Maa Bio demande aux Camerounais de se faire voir. L'intégralité de ses propos à suivre dans un article précédent titré « Maa Bio chante des bêtises insupportables aux Camerounais et déclenche la colère nationale ».
L'activiste Jacques Zang a été prompt à donner son opinion sur ce clash de l'influenceuse ivoirienne vis-à-vis des Camerounais.
Le problème n'est pas cette ancienne prisonnière de la Maca de Maa Bio. Le problème, ce sont ces influenceurs et influenceuses du Cameroun qui aiment toujours aller faire la lèche aux influenceurs ivoiriens.
La sortie de cette Maa Bio n'est que la résultante du peu de valeur et de dignité que se donnent les personnes qu'elle a citées dans sa sortie, car qui se respecte soi-même est respecté.
Quand vous passez le temps à vouloir ressembler à autre pays en tout, à jouer les subalternes de leurs stars et autres, à adopter même les expressions de leur jargon le nouchi au détriment de notre 'françanglais' national (pidgin), à porter leurs maillots plus qu'eux-mêmes, à forcer l'amour avec l'expression 'notre belle-famille', à faire d'eux votre propre référence en terme de réussite, à leur montrer à quel point vous les admirez et voulez les ressembler, à les appeler pour gratter un peu de visibilité dans leur pays car chez vous on vous snobe, à passer le temps à partir chez eux car c'est votre eldorado, à courir chez eux pour aller chercher partenariats et autres, etc.

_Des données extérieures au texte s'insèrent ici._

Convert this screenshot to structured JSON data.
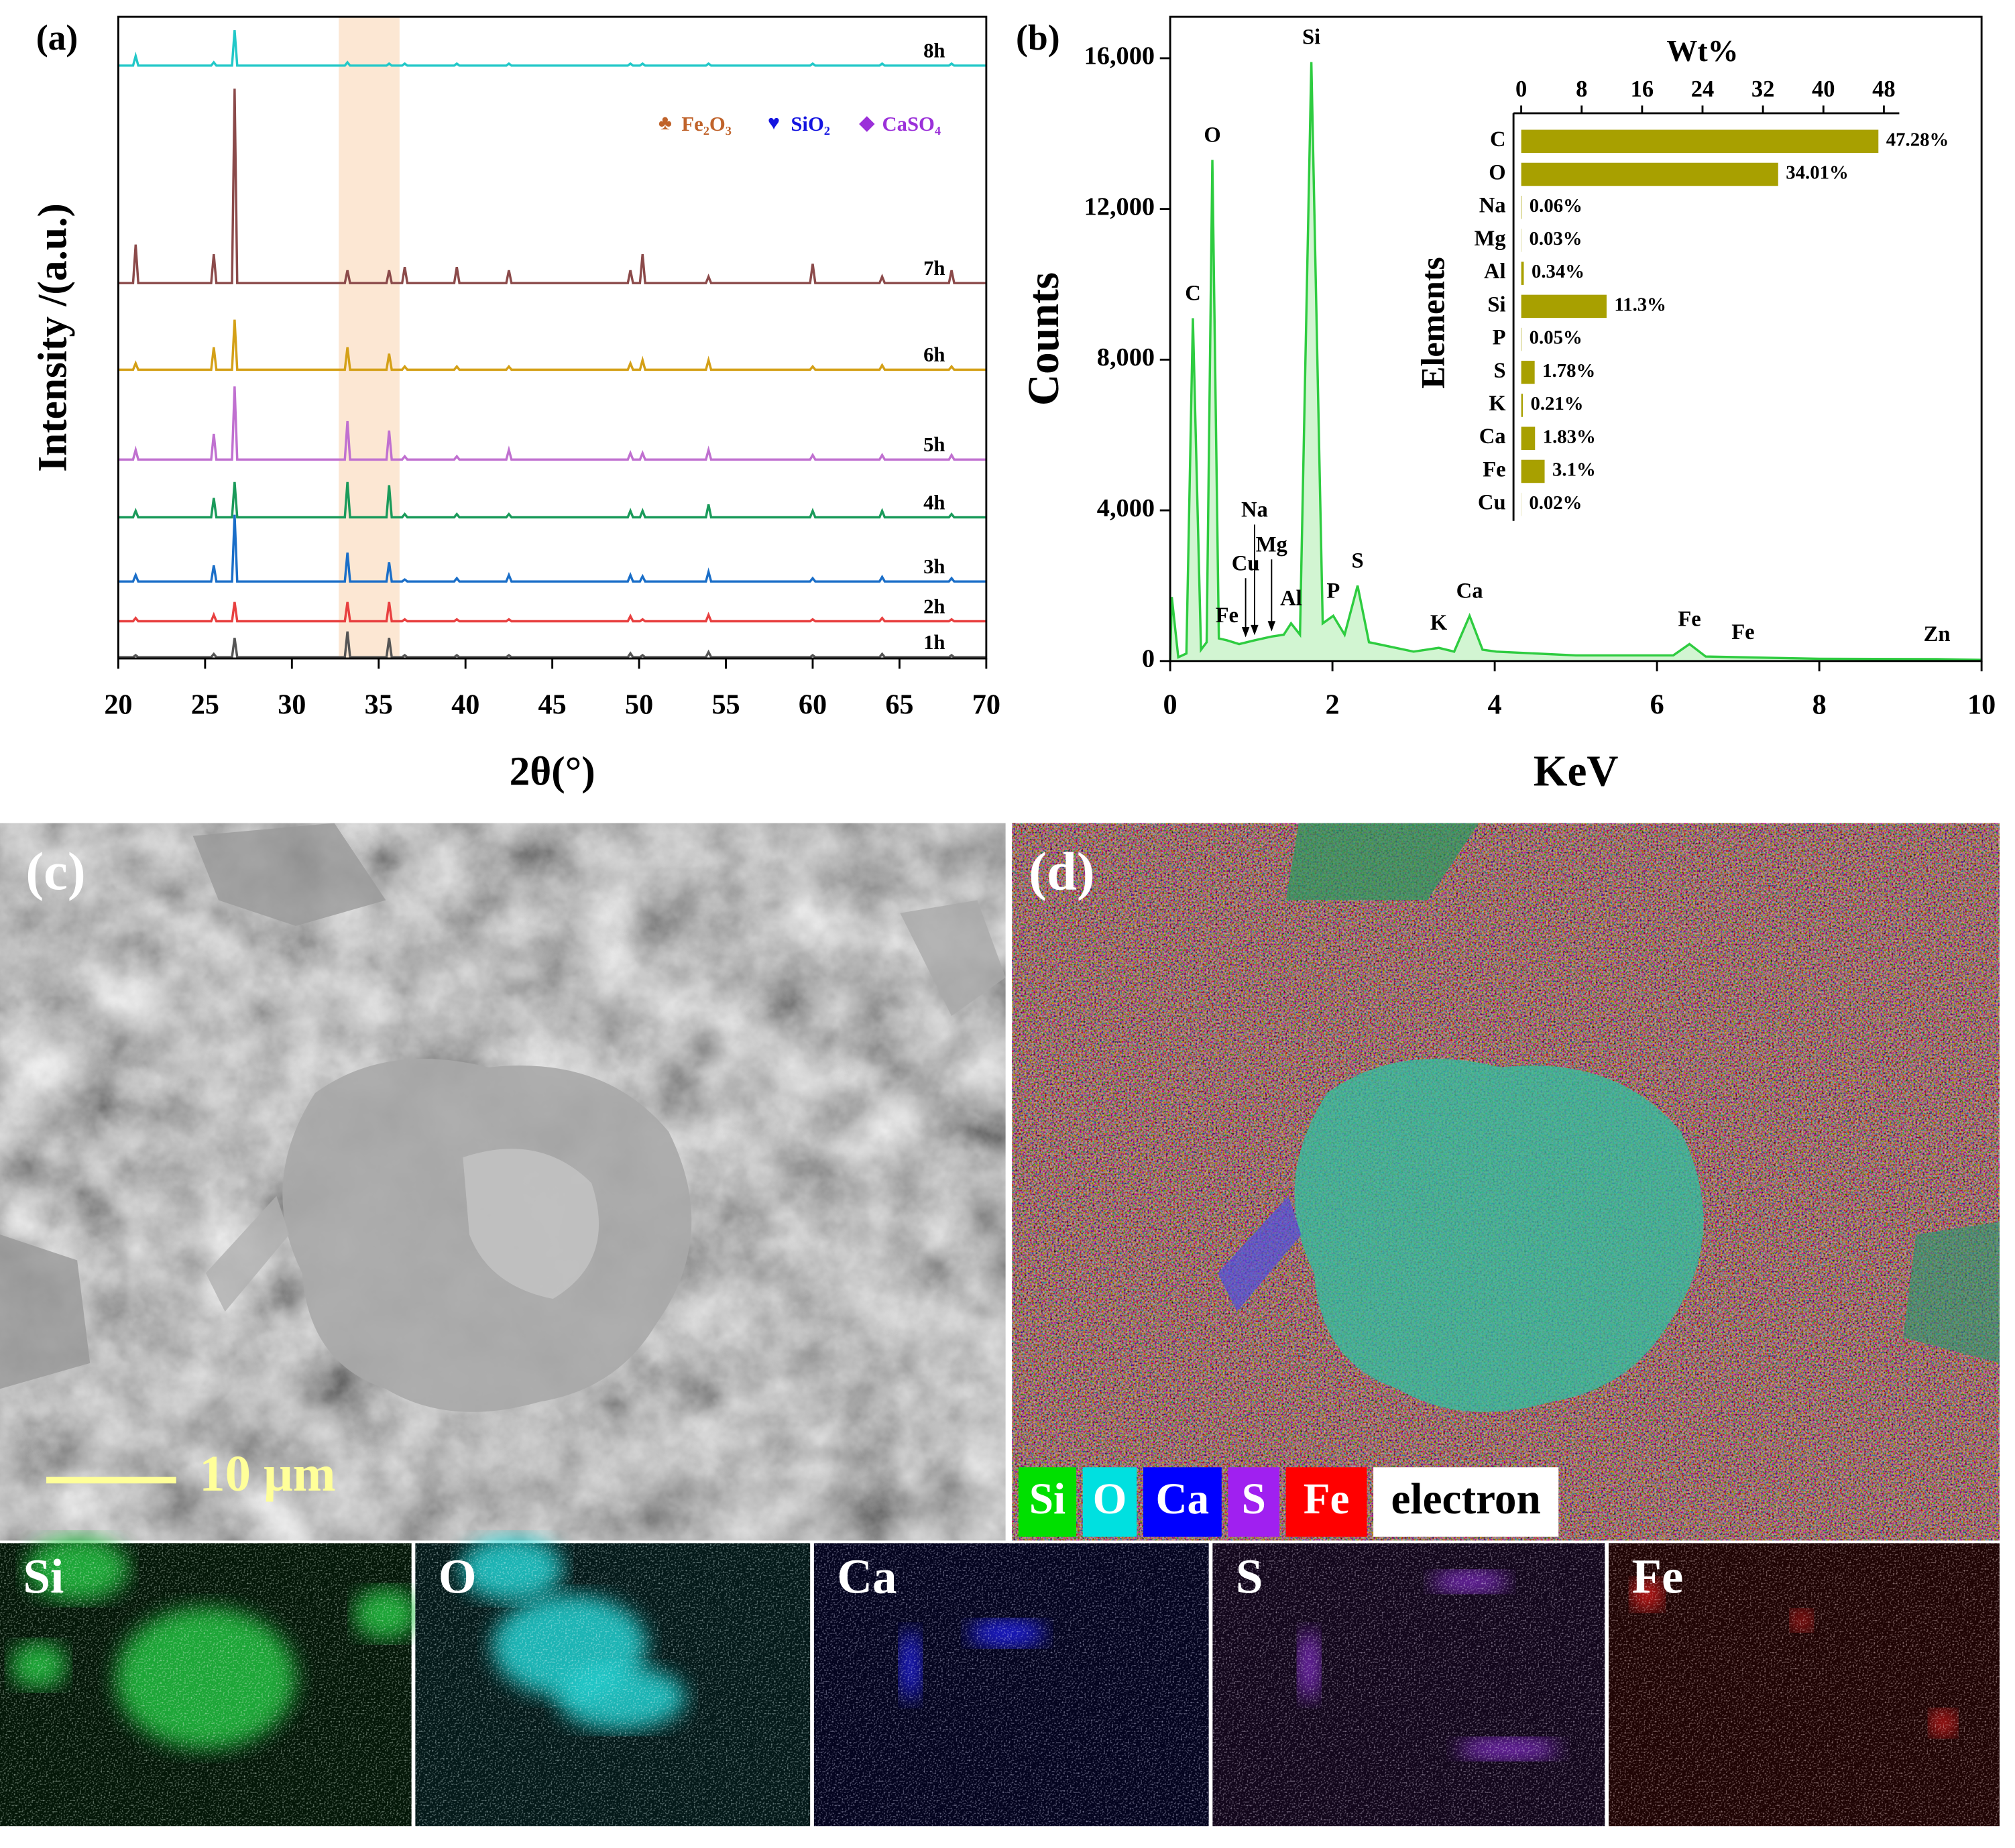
{
  "chart_data": [
    {
      "type": "line",
      "label": "(a)",
      "xlabel": "2θ(°)",
      "ylabel": "Intensity /(a.u.)",
      "xlim": [
        20,
        70
      ],
      "xticks": [
        20,
        25,
        30,
        35,
        40,
        45,
        50,
        55,
        60,
        65,
        70
      ],
      "ylim": [
        0,
        100
      ],
      "highlight_range": [
        32.7,
        36.2
      ],
      "phases": [
        {
          "symbol": "♣",
          "name": "Fe₂O₃",
          "color": "#c0632b"
        },
        {
          "symbol": "♥",
          "name": "SiO₂",
          "color": "#1414e0"
        },
        {
          "symbol": "◆",
          "name": "CaSO₄",
          "color": "#9b30d9"
        }
      ],
      "x": [
        20,
        20.85,
        21,
        21.15,
        25.35,
        25.5,
        25.65,
        26.55,
        26.7,
        26.85,
        33.05,
        33.2,
        33.35,
        35.45,
        35.6,
        35.75,
        36.35,
        36.5,
        36.65,
        39.35,
        39.5,
        39.65,
        42.35,
        42.5,
        42.65,
        49.35,
        49.5,
        49.65,
        50.05,
        50.2,
        50.35,
        53.85,
        54,
        54.15,
        59.85,
        60,
        60.15,
        63.85,
        64,
        64.15,
        67.85,
        68,
        68.15,
        70
      ],
      "series": [
        {
          "name": "8h",
          "color": "#22c8c8",
          "values": [
            92.4,
            92.4,
            93.9,
            92.4,
            92.4,
            92.9,
            92.4,
            92.4,
            97.9,
            92.4,
            92.4,
            92.9,
            92.4,
            92.4,
            92.7,
            92.4,
            92.4,
            92.7,
            92.4,
            92.4,
            92.7,
            92.4,
            92.4,
            92.7,
            92.4,
            92.4,
            92.7,
            92.4,
            92.4,
            92.7,
            92.4,
            92.4,
            92.7,
            92.4,
            92.4,
            92.7,
            92.4,
            92.4,
            92.7,
            92.4,
            92.4,
            92.7,
            92.4,
            92.4
          ]
        },
        {
          "name": "7h",
          "color": "#8b4a4a",
          "values": [
            58.5,
            58.5,
            64.5,
            58.5,
            58.5,
            63,
            58.5,
            58.5,
            88.8,
            58.5,
            58.5,
            60.5,
            58.5,
            58.5,
            60.5,
            58.5,
            58.5,
            61,
            58.5,
            58.5,
            61,
            58.5,
            58.5,
            60.5,
            58.5,
            58.5,
            60.5,
            58.5,
            58.5,
            63,
            58.5,
            58.5,
            59.5,
            58.5,
            58.5,
            61.5,
            58.5,
            58.5,
            59.5,
            58.5,
            58.5,
            60.5,
            58.5,
            58.5
          ]
        },
        {
          "name": "6h",
          "color": "#d4a017",
          "values": [
            45,
            45,
            46,
            45,
            45,
            48.5,
            45,
            45,
            52.8,
            45,
            45,
            48.5,
            45,
            45,
            47.5,
            45,
            45,
            45.5,
            45,
            45,
            45.5,
            45,
            45,
            45.5,
            45,
            45,
            46,
            45,
            45,
            46.5,
            45,
            45,
            46.5,
            45,
            45,
            45.5,
            45,
            45,
            45.7,
            45,
            45,
            45.5,
            45,
            45
          ]
        },
        {
          "name": "5h",
          "color": "#c070d0",
          "values": [
            31,
            31,
            32.5,
            31,
            31,
            35,
            31,
            31,
            42.4,
            31,
            31,
            37,
            31,
            31,
            35.5,
            31,
            31,
            31.5,
            31,
            31,
            31.5,
            31,
            31,
            32.5,
            31,
            31,
            32,
            31,
            31,
            32,
            31,
            31,
            32.5,
            31,
            31,
            31.7,
            31,
            31,
            31.7,
            31,
            31,
            31.7,
            31,
            31
          ]
        },
        {
          "name": "4h",
          "color": "#1a9a5a",
          "values": [
            22,
            22,
            23,
            22,
            22,
            25,
            22,
            22,
            27.5,
            22,
            22,
            27.5,
            22,
            22,
            27,
            22,
            22,
            22.5,
            22,
            22,
            22.5,
            22,
            22,
            22.5,
            22,
            22,
            23,
            22,
            22,
            23,
            22,
            22,
            24,
            22,
            22,
            23,
            22,
            22,
            23,
            22,
            22,
            22.5,
            22,
            22
          ]
        },
        {
          "name": "3h",
          "color": "#1a6ec8",
          "values": [
            12,
            12,
            13,
            12,
            12,
            14.5,
            12,
            12,
            22.4,
            12,
            12,
            16.5,
            12,
            12,
            15,
            12,
            12,
            12.3,
            12,
            12,
            12.5,
            12,
            12,
            13,
            12,
            12,
            13,
            12,
            12,
            12.8,
            12,
            12,
            13.5,
            12,
            12,
            12.5,
            12,
            12,
            12.7,
            12,
            12,
            12.5,
            12,
            12
          ]
        },
        {
          "name": "2h",
          "color": "#e84040",
          "values": [
            5.8,
            5.8,
            6.3,
            5.8,
            5.8,
            6.8,
            5.8,
            5.8,
            8.8,
            5.8,
            5.8,
            8.8,
            5.8,
            5.8,
            8.8,
            5.8,
            5.8,
            6.1,
            5.8,
            5.8,
            6.1,
            5.8,
            5.8,
            6.1,
            5.8,
            5.8,
            6.6,
            5.8,
            5.8,
            6.1,
            5.8,
            5.8,
            6.8,
            5.8,
            5.8,
            6.1,
            5.8,
            5.8,
            6.3,
            5.8,
            5.8,
            6.1,
            5.8,
            5.8
          ]
        },
        {
          "name": "1h",
          "color": "#555555",
          "values": [
            0.2,
            0.2,
            0.5,
            0.2,
            0.2,
            0.7,
            0.2,
            0.2,
            3.2,
            0.2,
            0.2,
            4.2,
            0.2,
            0.2,
            3.2,
            0.2,
            0.2,
            0.5,
            0.2,
            0.2,
            0.5,
            0.2,
            0.2,
            0.5,
            0.2,
            0.2,
            0.8,
            0.2,
            0.2,
            0.5,
            0.2,
            0.2,
            1,
            0.2,
            0.2,
            0.5,
            0.2,
            0.2,
            0.7,
            0.2,
            0.2,
            0.5,
            0.2,
            0.2
          ]
        }
      ]
    },
    {
      "type": "area",
      "label": "(b)",
      "xlabel": "KeV",
      "ylabel": "Counts",
      "xlim": [
        0,
        10
      ],
      "xticks": [
        0,
        2,
        4,
        6,
        8,
        10
      ],
      "ylim": [
        0,
        17100
      ],
      "yticks": [
        0,
        {
          "value": 4000,
          "label": "4,000"
        },
        {
          "value": 8000,
          "label": "8,000"
        },
        {
          "value": 12000,
          "label": "12,000"
        },
        {
          "value": 16000,
          "label": "16,000"
        }
      ],
      "color": "#2ecc40",
      "fill": "#d2f5d2",
      "x": [
        0,
        0.02,
        0.1,
        0.2,
        0.28,
        0.38,
        0.45,
        0.52,
        0.6,
        0.7,
        0.85,
        1.04,
        1.25,
        1.4,
        1.49,
        1.6,
        1.74,
        1.88,
        2.01,
        2.15,
        2.31,
        2.45,
        3.0,
        3.31,
        3.5,
        3.69,
        3.85,
        4.02,
        5.0,
        6.2,
        6.4,
        6.6,
        7.06,
        8.0,
        9.45,
        10
      ],
      "values": [
        0,
        1700,
        100,
        200,
        9100,
        300,
        500,
        13300,
        600,
        550,
        450,
        550,
        650,
        700,
        1000,
        700,
        15900,
        1000,
        1200,
        700,
        2000,
        500,
        250,
        350,
        250,
        1200,
        300,
        250,
        150,
        150,
        450,
        120,
        100,
        60,
        50,
        30
      ],
      "annotations": [
        {
          "text": "C",
          "x": 0.28
        },
        {
          "text": "O",
          "x": 0.52
        },
        {
          "text": "Si",
          "x": 1.74
        },
        {
          "text": "Fe",
          "x": 0.7
        },
        {
          "text": "Cu",
          "x": 0.93
        },
        {
          "text": "Na",
          "x": 1.04
        },
        {
          "text": "Mg",
          "x": 1.25
        },
        {
          "text": "Al",
          "x": 1.49
        },
        {
          "text": "P",
          "x": 2.01
        },
        {
          "text": "S",
          "x": 2.31
        },
        {
          "text": "K",
          "x": 3.31
        },
        {
          "text": "Ca",
          "x": 3.69
        },
        {
          "text": "Fe",
          "x": 6.4
        },
        {
          "text": "Fe",
          "x": 7.06
        },
        {
          "text": "Zn",
          "x": 9.45
        }
      ]
    },
    {
      "type": "hbar",
      "xlabel": "Wt%",
      "ylabel": "Elements",
      "xlim": [
        0,
        48
      ],
      "xticks": [
        0,
        8,
        16,
        24,
        32,
        40,
        48
      ],
      "color": "#a8a000",
      "categories": [
        "C",
        "O",
        "Na",
        "Mg",
        "Al",
        "Si",
        "P",
        "S",
        "K",
        "Ca",
        "Fe",
        "Cu"
      ],
      "values": [
        47.28,
        34.01,
        0.06,
        0.03,
        0.34,
        11.3,
        0.05,
        1.78,
        0.21,
        1.83,
        3.1,
        0.02
      ],
      "value_labels": [
        "47.28%",
        "34.01%",
        "0.06%",
        "0.03%",
        "0.34%",
        "11.3%",
        "0.05%",
        "1.78%",
        "0.21%",
        "1.83%",
        "3.1%",
        "0.02%"
      ]
    }
  ],
  "images": {
    "sem": {
      "label": "(c)",
      "scale_bar": "10 μm"
    },
    "mapping": {
      "label": "(d)",
      "legend": [
        {
          "text": "Si",
          "color": "#00e000"
        },
        {
          "text": "O",
          "color": "#00e0e0"
        },
        {
          "text": "Ca",
          "color": "#0000ff"
        },
        {
          "text": "S",
          "color": "#a020f0"
        },
        {
          "text": "Fe",
          "color": "#ff0000"
        },
        {
          "text": "electron",
          "color": "#ffffff"
        }
      ]
    },
    "maps": [
      {
        "text": "Si",
        "color": "#20c040"
      },
      {
        "text": "O",
        "color": "#20d0d0"
      },
      {
        "text": "Ca",
        "color": "#2020ff"
      },
      {
        "text": "S",
        "color": "#9030e0"
      },
      {
        "text": "Fe",
        "color": "#ff2020"
      }
    ]
  }
}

Bah, ne soyez pas surpris d'être traités avec dédain et mépris par les mêmes. Car tel qu'on se vend aux autres, on vous respectera ou non. C'est avec cette sortie de cette ancienne tolarde de Maa bio que je confirme que les véritables influenceuses (si ce nom a même un sens au Cameroun) qu'on a eues au Cameroun sont jusqu'ici Nathalie Koah et Coco Emilia car en dépit de tout ce qu'on pouvait dire ou penser d'elles à une certaine époque, ce sont des femmes qui ont su se donner une certaine importance à l'international qui faisait en sorte que ce n'était pas n'importe qu'elle racaille qui pouvait se lever pour leur manquer de respect comme en ce moment avec les Maa Bio et consorts car ce sont les autres nations qui partaient vers elles et non le contraire.
Nathalie Koah a même réussi l'exploit de se faire aimer et respecter plus en Côte d'Ivoire qu'au Cameroun, pourtant ce n'était pas gagné de ce côté-là au vu d'un ancien passé. De nos jours, ces deux Camerounaises, partout où elles peuvent aller dans le monde, le tapis rouge est déroulé à leurs pieds. Le respect appelle le respect. Apprenez de Coco Emilia et Nathalie Koah pour espérer se faire respecter à l'international.